Заключив договор с Холмогоровым, Рудольф сообщил об этом куратору из банка, но в ответ не получил ни одобрения, ни сомнения в необходимости выплаты популярному актеру такого огромного гонорара. Прошел день, потом еще парочка, и только после этого на электронную почту пришло короткое сообщение: «ОК. Пусть будет. Только никаких авансов. Оплата по результату и только с нашего одобрения».
Вполне вероятно, что потом придется объясняться с Сашкой и уверять его, мол, инвестор сократил финансирование или игра не вдохновила заказчика и тот снизил закупочную стоимость сериала. В последнее Холмогоров вряд ли поверит: актер уверен, что одно его участие – залог хорошей кассы. Может, он в чем-то и прав. Но не попрет же Александр против банка, тем более что сам расписался под договором на куда меньшую сумму, дабы обойти налоги. Вообще Сашка раздражал Рудика еще в институте – его отмечали преподаватели по специальным предметам, на него засматривались девочки, а Решетов, хотя и пытался выглядеть солидно, оставался незамеченным. Приходилось искать утешения на стороне. Когда оставалось учиться полтора года, у него случился роман с первокурсницей, который ничем не закончился. Да и не мог закончиться хорошо, хотя Рудольф даже подумывал о браке. Первокурсницей была как раз Надя Черкашина. И потом ее увел опять же Холмогоров.
Вспомнив об этом, Решетов вдруг понял, почему он так ненавидит смазливого однокашника: тому все очень уж легко достается! Если бы у Сашки случились какие-нибудь проблемы, Рудик бы несказанно обрадовался. Обидно только, до слез обидно, что у подобных Холмогорову баловней судьбы проблем не бывает.

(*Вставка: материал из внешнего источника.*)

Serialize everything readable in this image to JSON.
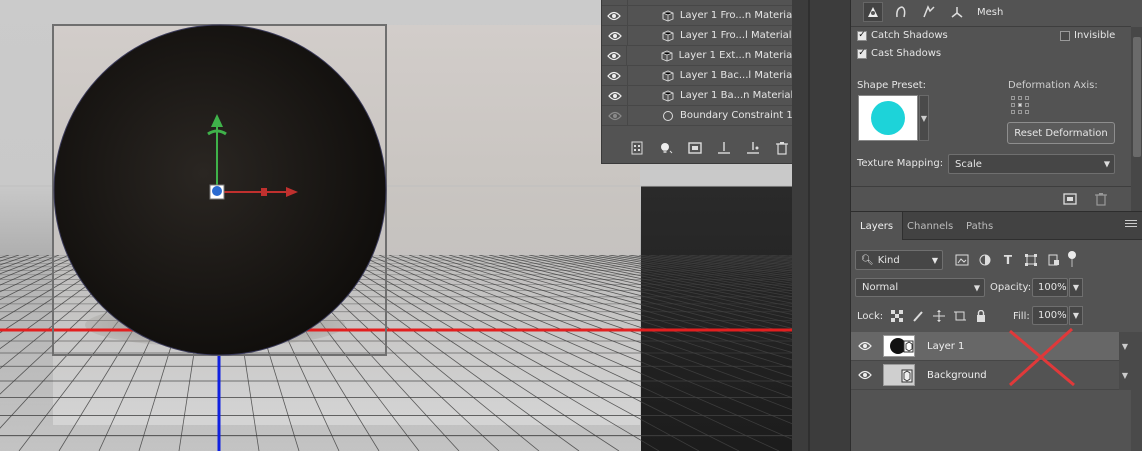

А самое обидное, что Александр такой же, как и Решетов, провинциал. Из такого же маленького городка, где нет ни театров, ни музеев, разве что краеведческий с колесами от крестьянских телег в качестве экспонатов. Нет ничего в их родных пенатах – ни красоты, ни жизни. Там даже ничего не растет, кроме картошки. Может, кто-то из отважных горожан и высаживает яблони, которые порой вырастают, несмотря на подлые зимы, но такими чахлыми вырастают и с такими кислыми плодами, что картошка все равно слаще. Только картошка всем поперек горла: на завтрак – пюре, на обед – вареная, на ужин – на сковородке со шкварками. Решетов с детства ее ненавидел и тогда же решил сделать все возможное и невозможное, чтобы вырваться в тот мир, где сияет солнце, где люди едят что-то другое, например, клубнику со сливками или авокадо с креветками. Ради этого Рудик готов был совершить все что угодно. И совершил бы, но судьба дала ему только один шанс, и он им воспользовался: переспал с пятидесятилетней сильно пьющей матерщинницей из рекламного отдела банка «Российский траст».

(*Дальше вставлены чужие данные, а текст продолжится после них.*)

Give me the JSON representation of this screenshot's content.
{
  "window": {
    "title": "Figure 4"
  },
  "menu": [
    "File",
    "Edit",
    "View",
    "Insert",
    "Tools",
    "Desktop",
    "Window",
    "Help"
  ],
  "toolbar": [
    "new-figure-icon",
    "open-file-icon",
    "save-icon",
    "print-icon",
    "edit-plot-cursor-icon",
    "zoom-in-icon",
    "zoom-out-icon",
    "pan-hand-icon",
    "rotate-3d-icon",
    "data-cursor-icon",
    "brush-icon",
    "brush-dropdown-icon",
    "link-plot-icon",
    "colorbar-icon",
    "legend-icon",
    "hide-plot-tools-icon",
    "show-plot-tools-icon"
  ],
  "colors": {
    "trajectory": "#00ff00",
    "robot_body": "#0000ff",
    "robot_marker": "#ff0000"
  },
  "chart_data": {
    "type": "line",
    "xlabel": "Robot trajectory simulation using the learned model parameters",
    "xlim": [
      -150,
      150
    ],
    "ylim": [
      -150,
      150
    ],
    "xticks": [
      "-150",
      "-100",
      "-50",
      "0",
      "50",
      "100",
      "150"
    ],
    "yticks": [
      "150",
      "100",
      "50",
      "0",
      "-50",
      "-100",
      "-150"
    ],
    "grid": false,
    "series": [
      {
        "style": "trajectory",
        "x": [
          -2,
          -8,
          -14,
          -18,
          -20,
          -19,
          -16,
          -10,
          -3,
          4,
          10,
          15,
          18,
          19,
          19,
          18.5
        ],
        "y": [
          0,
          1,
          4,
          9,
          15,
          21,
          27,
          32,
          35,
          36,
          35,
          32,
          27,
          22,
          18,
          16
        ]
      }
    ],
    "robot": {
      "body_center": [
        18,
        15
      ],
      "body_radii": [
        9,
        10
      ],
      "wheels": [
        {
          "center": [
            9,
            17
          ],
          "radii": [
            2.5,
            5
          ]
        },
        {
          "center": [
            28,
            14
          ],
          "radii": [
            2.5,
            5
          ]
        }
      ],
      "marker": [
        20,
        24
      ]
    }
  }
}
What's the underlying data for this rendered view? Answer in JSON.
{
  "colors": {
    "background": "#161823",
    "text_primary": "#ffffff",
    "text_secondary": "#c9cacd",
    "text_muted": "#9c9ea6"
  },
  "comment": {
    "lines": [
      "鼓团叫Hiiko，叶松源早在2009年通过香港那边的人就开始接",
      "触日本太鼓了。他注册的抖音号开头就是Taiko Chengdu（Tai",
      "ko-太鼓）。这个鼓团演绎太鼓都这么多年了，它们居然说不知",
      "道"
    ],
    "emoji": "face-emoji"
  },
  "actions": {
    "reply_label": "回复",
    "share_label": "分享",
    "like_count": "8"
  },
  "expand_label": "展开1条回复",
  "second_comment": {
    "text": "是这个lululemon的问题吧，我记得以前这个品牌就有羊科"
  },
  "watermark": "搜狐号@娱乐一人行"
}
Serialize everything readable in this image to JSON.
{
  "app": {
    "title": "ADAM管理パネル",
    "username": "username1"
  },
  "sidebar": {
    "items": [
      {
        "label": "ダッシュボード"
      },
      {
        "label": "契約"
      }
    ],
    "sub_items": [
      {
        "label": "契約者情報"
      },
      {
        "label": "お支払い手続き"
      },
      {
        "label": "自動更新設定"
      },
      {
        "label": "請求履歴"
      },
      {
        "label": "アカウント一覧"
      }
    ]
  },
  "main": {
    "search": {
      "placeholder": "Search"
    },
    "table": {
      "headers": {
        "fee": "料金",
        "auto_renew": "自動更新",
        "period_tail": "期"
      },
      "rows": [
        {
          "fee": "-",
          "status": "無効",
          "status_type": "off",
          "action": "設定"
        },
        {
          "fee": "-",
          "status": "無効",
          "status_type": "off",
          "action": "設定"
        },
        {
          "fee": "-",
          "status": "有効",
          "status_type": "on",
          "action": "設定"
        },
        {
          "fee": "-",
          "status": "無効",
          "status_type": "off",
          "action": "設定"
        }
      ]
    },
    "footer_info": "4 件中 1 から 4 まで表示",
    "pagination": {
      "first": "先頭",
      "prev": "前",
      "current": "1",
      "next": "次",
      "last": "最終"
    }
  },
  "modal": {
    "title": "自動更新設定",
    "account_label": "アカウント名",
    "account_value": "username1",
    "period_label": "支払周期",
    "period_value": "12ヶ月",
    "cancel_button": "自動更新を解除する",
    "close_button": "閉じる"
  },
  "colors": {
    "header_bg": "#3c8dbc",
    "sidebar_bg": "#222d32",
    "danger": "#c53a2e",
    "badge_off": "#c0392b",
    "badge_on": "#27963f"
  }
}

Надя вернулась домой поздно. Прошел еще один день – суматошный и пустой, как и все последние дни убегающей куда-то жизни. И хотя жизнь еще вся впереди, Надя прекрасно понимала это, но думать, что вся она будет такой же суматошной и жестокой в своей бессмысленности, не хотелось. И делать по дому ничего не хотелось. В мойке скучала посуда, не мытая со вчерашнего вечера – притрагиваться к ней не находилось желания. А есть не хотелось по нескольким причинам сразу: во-первых, надо было что-то готовить, но ведь на это уйдет время, потом, во-вторых, опять же посуду придется мыть, однако главное, в-третьих, поздно уже ужинать – начало девятого.
Надя пила чай с сухариками, без всякой мысли уставившись в экран телевизора, с которого похожие на стриптизерш размалеванные девчонки, крутя едва прикрытыми задницами, вопили о своей огромной и бескорыстной любви. Сказать, что Черкашина ни о чем не думала, вряд ли было бы правдой: каждый человек о чем-то мечтает и надеется на что-то, даже те люди, у кого все мечты уже осуществились, а все надежды стали безропотными и безотказными служанками. Сухарики были черствыми и пресными, как все последние месяцы Надиной жизни, размышлять о которой особенно не хотелось, потому что это не могло принести ничего, кроме ощущения пресности всего окружающего мира.
Зазвонил телефон. Брать трубку не хотелось, но телефон продолжал настаивать. Надя протянула руку, не зная, что сделать: взять пульт и усилить звук телевизора, чтобы больше не слышать звонка, или все же ответить на вызов.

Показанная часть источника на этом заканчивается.